Consumer preferences in communication and house features, not to mention the type of relationship they want with a Realtor®, all affect the way members do business. From online shopping to electronic forms to e-mail and text messaging, the homeselling and homebuying process is evolving.
Take, for example, the two 20-something executives I recently had the opportunity to speak with. Both looked at hundreds of listings online before scheduling appointments (sometimes more than five per day) with the listing agent. Interestingly enough, they both said they felt pressured to sign exclusive buyer agreements or other documents upon first meeting the Realtor®. Neither would do so until they were ready to purchase
Although only a small sample, it’s somewhat representative of how many people in this age group think. Unlike older generations, who relied on traditional print, television, and radio media for news, and who socialized almost exclusively in person,
the younger generations text or chat with friends online, participate in numerous blogs, have MySpace or Facebook Web pages, and receive most of their news and information online.
That said, at a new member orientation last month, I asked the attendees, most in their 30s and 40s, how many had participated in a blog or visited the sites mentioned above only one woman raised her hand to ask, “What’s a blog?”
The two young executives and the woman at the orientation all provide a key insight into how our members’ marketing and communications plans need to be constructed to appeal to a younger consumer.
As you read the articles in this issue, we ask you not only to consider the consumer’s effect on your association programs, but also to contemplate consumers as potential real estate professionals. How do we encourage the younger generations to consider the real estate profession as a career? What programs or information is being provided to schools and universities?
Based on my experience at the last new-member orientation, and looking at the members attending association events, a significant generational imbalance exists between our members and consumers at the first-time-buyer level. Understanding these young consumers is critical to shaping your future member services and programs.
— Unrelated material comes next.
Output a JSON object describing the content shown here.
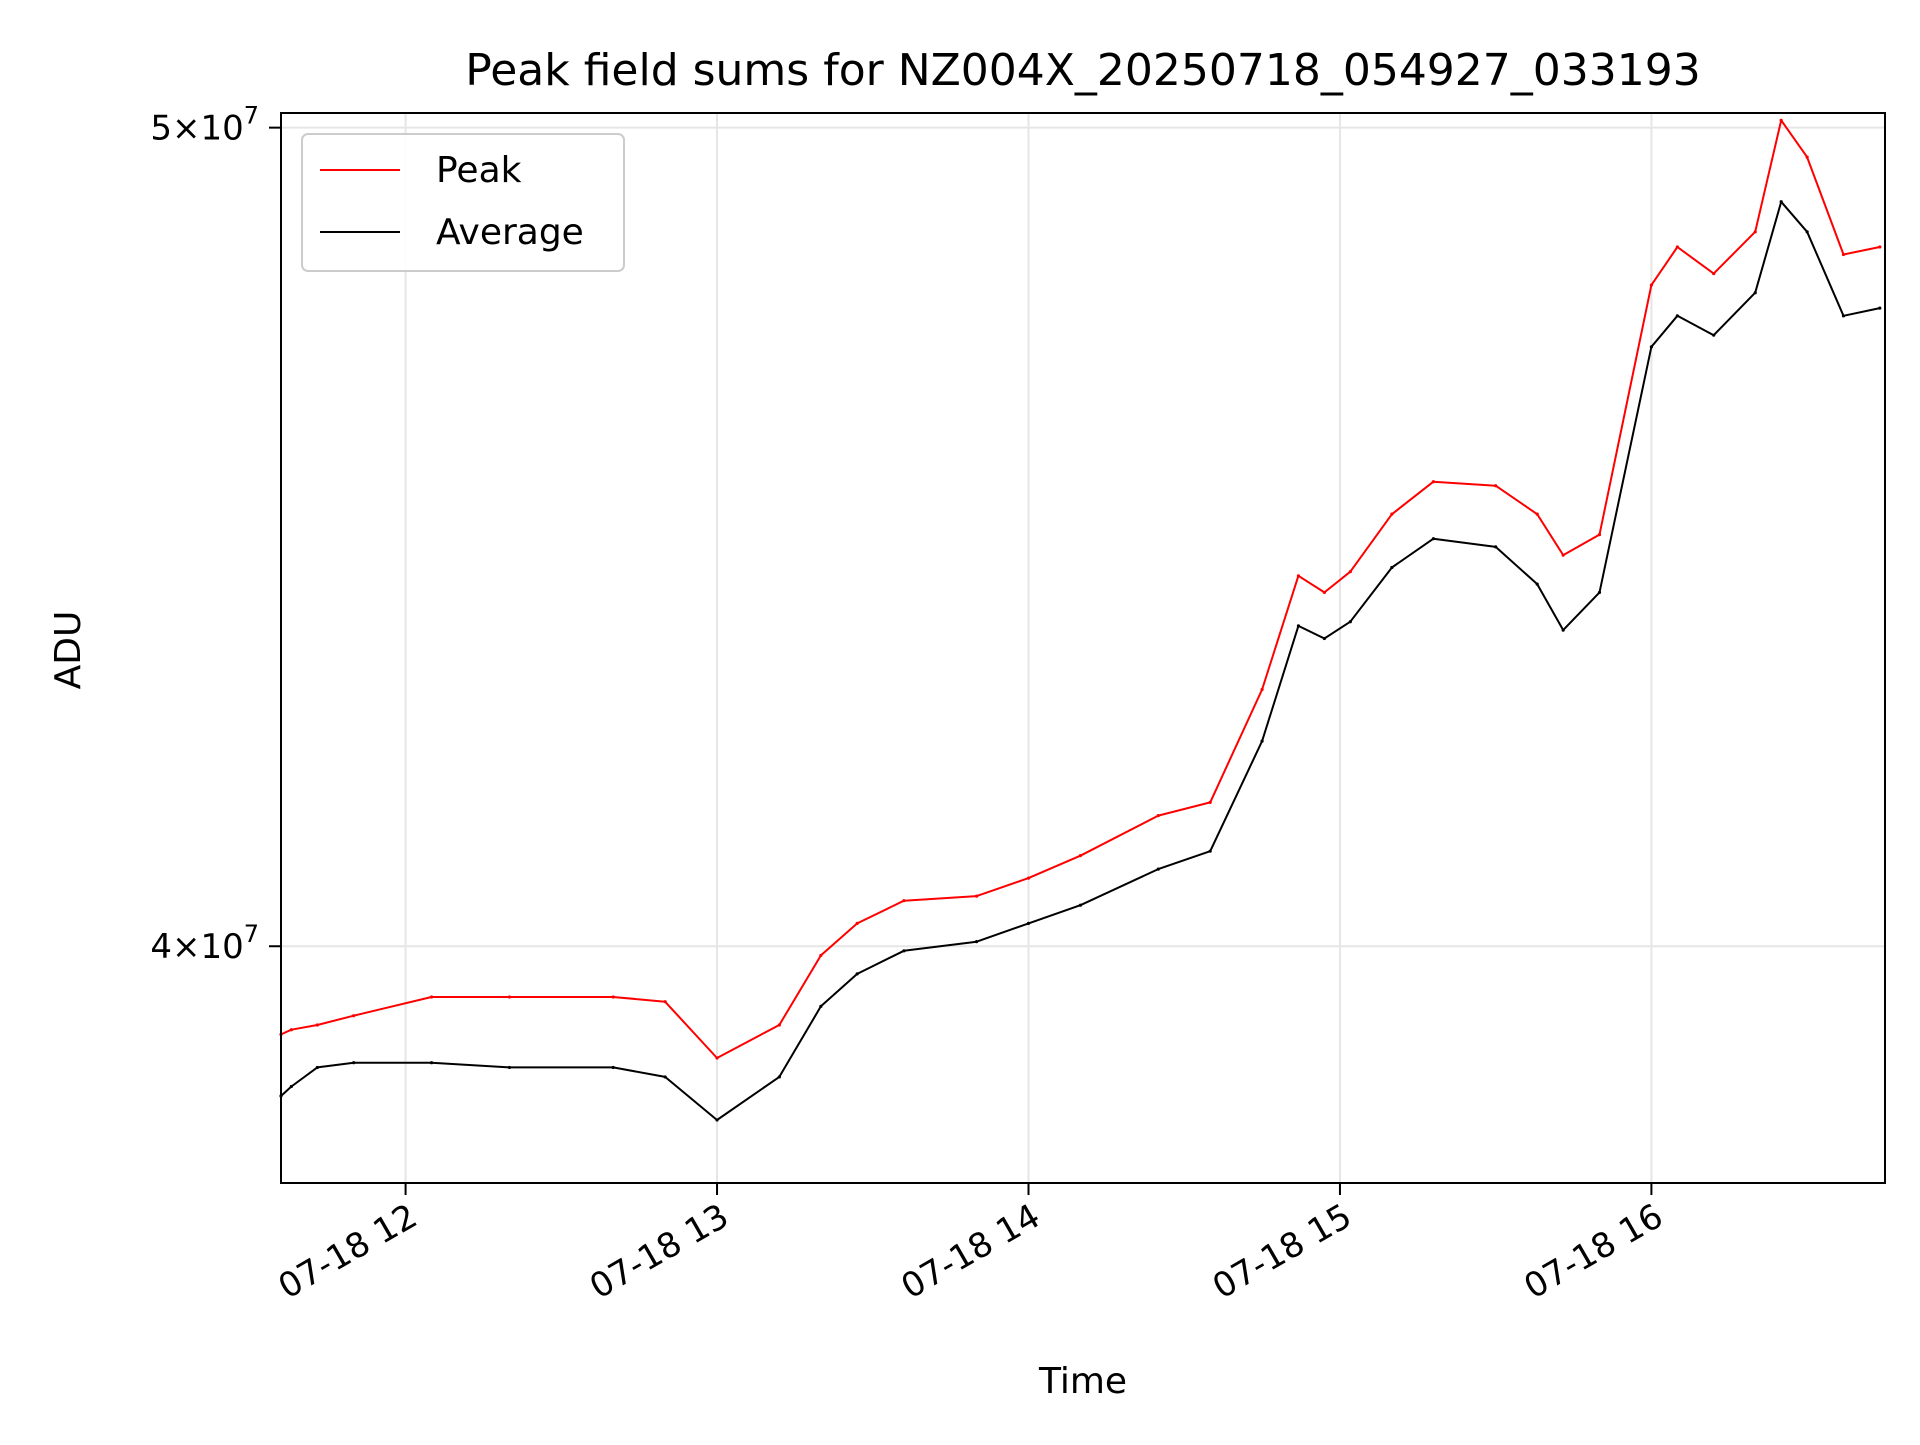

On a totally separate note: As this is my last article as AEC chair, I want to thank all of you who have volunteered your time or participated in AEC subcommittees or activities. Particular thanks goes to your 2008 chair, Diane Ruggiero, for her support and words of encouragement. We also have a fantastic support staff at the National Association of Realtors®, led by Cindy Sampalis. They make the job manageable, rewarding, and very enjoyable. I want to also express my appreciation to the leadership from the Metropolitan Consolidated Association of Realtors® for supporting me during this past year. Serving as AEC chair is an incredibly rewarding experience that I will always remember. I would encourage all Realtor® association executives to become involved. You can make a difference.
Now, if you’ll excuse me, I need to go update my MySpace account, write a few comments on the blog, and return several text messages I received while typing this article. All this just to keep up with and keep track of my 15-, 13-, and 11-year-old kids!